O presidente Trump acabou de tornar muito mais caro para as empresas contratar trabalhadores estrangeiros através do programa H-1B. A Casa Branca anunciou na sexta-feira que Trump assinou uma proclamação exigindo que os empregadores paguem uma taxa exorbitante de $100.000 para novas aplicações de visto H-1B, um aumento enorme em relação à atual taxa de registro de loteria de $215.
Os vistos H-1B permitem que empresas dos EUA contratem trabalhadores estrangeiros em campos que normalmente exigem expertise técnica, como TI, engenharia, matemática ou medicina. O programa é limitado a 65.000 novos vistos anualmente, além de 20.000 adicionais para graduados estrangeiros com diplomas avançados de universidades dos EUA. Os vistos são concedidos através de um sistema de loteria e geralmente duram três anos, embora os portadores possam estendê-los ou solicitar green cards.
A nova medida da administração é projetada para combater o que chama de abuso generalizado do programa, que culpa por deslocar trabalhadores americanos. De acordo com a Casa Branca, a participação de trabalhadores de TI com vistos H-1B disparou de 32% em 2003 para mais de 65% hoje, enquanto o desemprego entre graduados recentes em ciência da computação atingiu 6,1%.
O Vale do Silício, sem dúvida, ficará em polvorosa com a iniciativa. As restrições visam um programa que ajudou a criar algumas das maiores histórias de sucesso da região.

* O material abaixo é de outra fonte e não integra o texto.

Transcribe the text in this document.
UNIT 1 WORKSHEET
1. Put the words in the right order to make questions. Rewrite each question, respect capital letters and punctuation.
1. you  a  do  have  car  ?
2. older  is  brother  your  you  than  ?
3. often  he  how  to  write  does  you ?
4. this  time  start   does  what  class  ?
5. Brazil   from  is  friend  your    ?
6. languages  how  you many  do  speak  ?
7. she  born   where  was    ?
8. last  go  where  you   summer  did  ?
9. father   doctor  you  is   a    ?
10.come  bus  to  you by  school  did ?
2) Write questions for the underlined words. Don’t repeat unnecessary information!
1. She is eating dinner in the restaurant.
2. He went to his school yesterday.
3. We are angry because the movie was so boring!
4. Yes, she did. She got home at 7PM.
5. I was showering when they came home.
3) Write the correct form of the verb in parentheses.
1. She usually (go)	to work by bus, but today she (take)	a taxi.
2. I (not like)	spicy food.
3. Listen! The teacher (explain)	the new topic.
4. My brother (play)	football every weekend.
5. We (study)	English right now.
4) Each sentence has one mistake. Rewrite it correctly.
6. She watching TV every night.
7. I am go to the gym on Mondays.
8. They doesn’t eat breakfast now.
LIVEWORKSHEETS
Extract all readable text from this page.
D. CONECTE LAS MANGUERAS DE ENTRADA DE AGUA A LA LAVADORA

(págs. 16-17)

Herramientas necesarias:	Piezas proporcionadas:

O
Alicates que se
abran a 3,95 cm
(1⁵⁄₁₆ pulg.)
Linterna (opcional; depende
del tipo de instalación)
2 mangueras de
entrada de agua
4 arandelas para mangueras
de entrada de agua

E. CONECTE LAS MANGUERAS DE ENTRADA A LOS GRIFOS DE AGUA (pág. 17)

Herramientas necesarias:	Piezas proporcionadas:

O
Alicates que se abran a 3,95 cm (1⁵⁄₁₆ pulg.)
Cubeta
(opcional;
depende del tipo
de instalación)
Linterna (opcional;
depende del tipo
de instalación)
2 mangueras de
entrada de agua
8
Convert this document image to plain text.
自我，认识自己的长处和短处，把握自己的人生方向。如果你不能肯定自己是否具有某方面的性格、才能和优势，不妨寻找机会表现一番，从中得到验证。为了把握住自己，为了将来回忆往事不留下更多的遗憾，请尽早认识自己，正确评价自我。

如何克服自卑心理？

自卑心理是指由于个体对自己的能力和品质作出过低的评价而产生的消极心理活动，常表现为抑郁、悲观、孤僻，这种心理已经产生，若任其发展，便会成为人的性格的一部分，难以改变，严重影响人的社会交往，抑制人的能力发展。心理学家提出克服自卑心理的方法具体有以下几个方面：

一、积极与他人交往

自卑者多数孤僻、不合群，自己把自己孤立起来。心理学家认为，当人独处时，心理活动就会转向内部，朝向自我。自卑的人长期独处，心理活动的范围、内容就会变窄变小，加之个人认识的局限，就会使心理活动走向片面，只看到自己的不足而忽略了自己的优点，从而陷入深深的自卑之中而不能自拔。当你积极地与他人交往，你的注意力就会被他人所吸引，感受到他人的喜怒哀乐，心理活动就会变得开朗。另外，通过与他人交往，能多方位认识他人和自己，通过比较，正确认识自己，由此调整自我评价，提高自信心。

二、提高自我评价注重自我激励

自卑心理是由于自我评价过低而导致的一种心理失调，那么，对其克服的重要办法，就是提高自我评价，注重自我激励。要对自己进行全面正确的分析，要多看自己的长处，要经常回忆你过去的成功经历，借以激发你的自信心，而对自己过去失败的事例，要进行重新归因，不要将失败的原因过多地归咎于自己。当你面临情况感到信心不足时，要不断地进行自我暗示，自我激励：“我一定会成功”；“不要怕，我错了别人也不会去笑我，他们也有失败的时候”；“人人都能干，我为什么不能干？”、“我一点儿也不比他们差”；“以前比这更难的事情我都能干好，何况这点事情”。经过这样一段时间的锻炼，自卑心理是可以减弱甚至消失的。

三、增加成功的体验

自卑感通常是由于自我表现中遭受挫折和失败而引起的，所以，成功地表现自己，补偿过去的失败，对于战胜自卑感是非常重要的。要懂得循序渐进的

Elon Musk, aliado próximo de Trump na maior parte deste ano, inicialmente trabalhou nos EUA com um H-1B após chegar como estudante. Na verdade, Musk, em resposta a um crítico percebido do programa H-1B em dezembro em sua plataforma X, tuitou para o indivíduo que “A razão pela qual estou na América, junto com tantas pessoas críticas que construíram a SpaceX, Tesla e centenas de outras empresas que tornaram a América forte, é por causa do H-1B. Dê um grande passo para trás e F*** YOURSELF na cara. Eu irei à guerra sobre este assunto como você não pode compreender.”
Mike Krieger, cofundador do Instagram e agora Chief Product Officer da gigante de IA Anthropic, é uma dessas histórias de sucesso mencionadas. O graduado brasileiro de Stanford trabalhou na plataforma de mensagens instantâneas Meebo com um visto H-1B.
No início deste ano, a National Venture Capital Association argumentou em uma carta à National Science Foundation que “Aumentar o limite anual de vistos H-1B emitidos a imigrantes educados e altamente qualificados que trabalham em empregos que requerem uma quantidade substancial de treinamento técnico e especializado é fundamental para gerar mais empresas fundadas por imigrantes bem-sucedidos.”
A NVCA observou que, embora “os vistos H-1B não sejam ideais para imigrantes que desejam imediatamente fundar empresas nos EUA, eles ainda são criticamente importantes para o sucesso de empresas fundadas por imigrantes porque fornecem experiência de trabalho valiosa e ampliam o pipeline de potenciais fundadores de startups imigrantes.” (A exigência de empregador-empregado do H-1B torna praticamente impossível para fundadores obtê-lo diretamente, forçando-os a passar anos atados a empregadores antes de obter green cards que lhes permitam lançar suas próprias empresas. Quando Krieger quis cofundar o Instagram em 2010, transferir seu visto levou meses, e ele disse que quase abandonou a startup antes de ser lançada devido a essas complicações.)
Na sexta-feira, líderes da tecnologia no X já estavam alertando sobre o talento fugindo para países mais acolhedores.
Enquanto isso, em sua proclamação na sexta-feira, a administração Trump criticou abertamente o programa, apontando empresas específicas que aprovaram milhares de trabalhadores H-1B enquanto simultaneamente demitiam funcionários americanos. De acordo com o informativo da Casa Branca, uma empresa não identificada recebeu aprovação para 5.189 trabalhadores H-1B neste ano fiscal enquanto cortava aproximadamente 16.000 empregos nos EUA.
A proclamação — que diz estar parcialmente fundamentada em um esforço para “proteger nossa segurança nacional” — inclui margem de manobra; isenções caso a caso são possíveis se consideradas do interesse nacional.
Ela também direciona o Secretário do Trabalho a revisar os requisitos salariais para evitar a redução dos salários americanos.